Wei Pu (衛朴; Wade-Giles: Wei P'u) was a Chinese astronomer and politician of the Northern Song dynasty. He was born a commoner, but eventually rose to prominence as an astronomer working for the imperial court at the capital of Kaifeng. Wei became a trusted colleague of the famous Northern Song polymath statesman and scientist Shen Kuo, who served as the head official for the Bureau of Astronomy, and worked on various projects with Wei Pu.

==Achievements at court==
When Shen Kuo became the Supervisor of the Directorate of Astronomy in 1072 AD, Wei Pu became Shen's protégé, and was eager to partake in Shen's ideal reforms to the Chinese calendar system. With the aid of many different scholars and a large assortment of gathered books written on astronomy, Shen and Wei embarked on this enormous project. With the aid of Wei Pu, Shen planned to make a series of nightly astronomical observations over a period of five years. To allow more accurate astronomical observations and recordings, Shen Kuo improved the technical designs of the rotating armillary sphere, the gnomon, the clepsydra clock, and the sighting tube. Shen Kuo calibrated the standard diameter of the sighting tube's width, hence allowing the observation of the pole star indefinitely (which had shifted since the time of Zu Geng in the 5th century). With these, Shen and Wei attempted to predict the mean speeds of the planets as well as the accurate positions of the planets in their orbits. They established a system of observing and recording on a star map the exact coordinates of the planets, done three times a night for a total of five years. Shen Kuo made a cosmological hypotheses in explaining the variations of planetary motions, including the concept of retrogradation. On the other hand, Wei Pu realized that the old calculation technique for the mean sun was inaccurate compared to the apparent sun, since the latter was ahead of it in the accelerated phase of motion, and behind it in the retarded phase. Hence, he incorporated solar motion into the eclipse theory.
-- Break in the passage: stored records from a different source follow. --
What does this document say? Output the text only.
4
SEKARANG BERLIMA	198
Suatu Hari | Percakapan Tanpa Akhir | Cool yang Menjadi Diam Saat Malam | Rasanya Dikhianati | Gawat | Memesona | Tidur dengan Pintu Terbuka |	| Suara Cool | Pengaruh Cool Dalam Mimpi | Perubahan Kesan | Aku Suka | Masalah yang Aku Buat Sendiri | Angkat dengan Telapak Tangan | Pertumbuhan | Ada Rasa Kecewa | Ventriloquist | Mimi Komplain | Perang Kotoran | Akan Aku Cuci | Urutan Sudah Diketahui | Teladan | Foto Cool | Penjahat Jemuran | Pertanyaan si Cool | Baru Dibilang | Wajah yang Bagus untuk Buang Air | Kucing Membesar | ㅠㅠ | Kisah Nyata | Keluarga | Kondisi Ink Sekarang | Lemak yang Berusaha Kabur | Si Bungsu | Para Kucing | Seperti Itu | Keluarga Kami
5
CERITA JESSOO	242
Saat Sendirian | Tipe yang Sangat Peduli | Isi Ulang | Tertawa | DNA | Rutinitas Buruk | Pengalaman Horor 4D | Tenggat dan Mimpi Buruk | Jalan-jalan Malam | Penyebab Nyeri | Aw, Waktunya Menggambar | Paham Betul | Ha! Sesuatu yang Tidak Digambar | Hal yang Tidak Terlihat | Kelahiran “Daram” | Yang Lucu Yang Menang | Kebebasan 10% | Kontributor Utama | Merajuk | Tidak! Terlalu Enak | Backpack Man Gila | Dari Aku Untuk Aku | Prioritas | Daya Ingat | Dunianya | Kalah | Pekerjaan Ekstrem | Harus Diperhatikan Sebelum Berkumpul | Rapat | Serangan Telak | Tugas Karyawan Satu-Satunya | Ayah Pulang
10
The Song Dynasty astronomers of Wei's day still retained the lunar theory and coordinates of the earlier Tang astronomer, mathematician, and mechanical engineer Yi Xing (683-727 AD), which after 350 years had devolved into a state of considerable error. To fix this, Shen and Wei kept similar astronomical records, three times a night over five years, for the orbital path of the moon. Wei and Shen's work was deeply opposed by the officials and fellow astronomers at court, who were offended by their insistence that the coordinates of the renowned Yi Xing were inaccurate. The elite, well-educated ministers and leading astronomers were also insulted by the fact that Wei Pu was born a commoner, yet held more expertise in his field than many of them. When Wei and Shen made a public demonstration using the gnomon to prove the doubtful wrong, the other ministers reluctantly agreed to correct the lunar error. Although correcting the lunar error was a success, the other ministers and officials eventually dismissed Wei and Shen's recorded course plotting of planetary motions, while the court relied upon the inefficient and older model. This meant that only the very worst errors were corrected for planetary motion, and in his disappointment, Shen wrote, "How sad that the backbiting of that bunch of calendar-makers could have kept him from bringing his art to fruition!"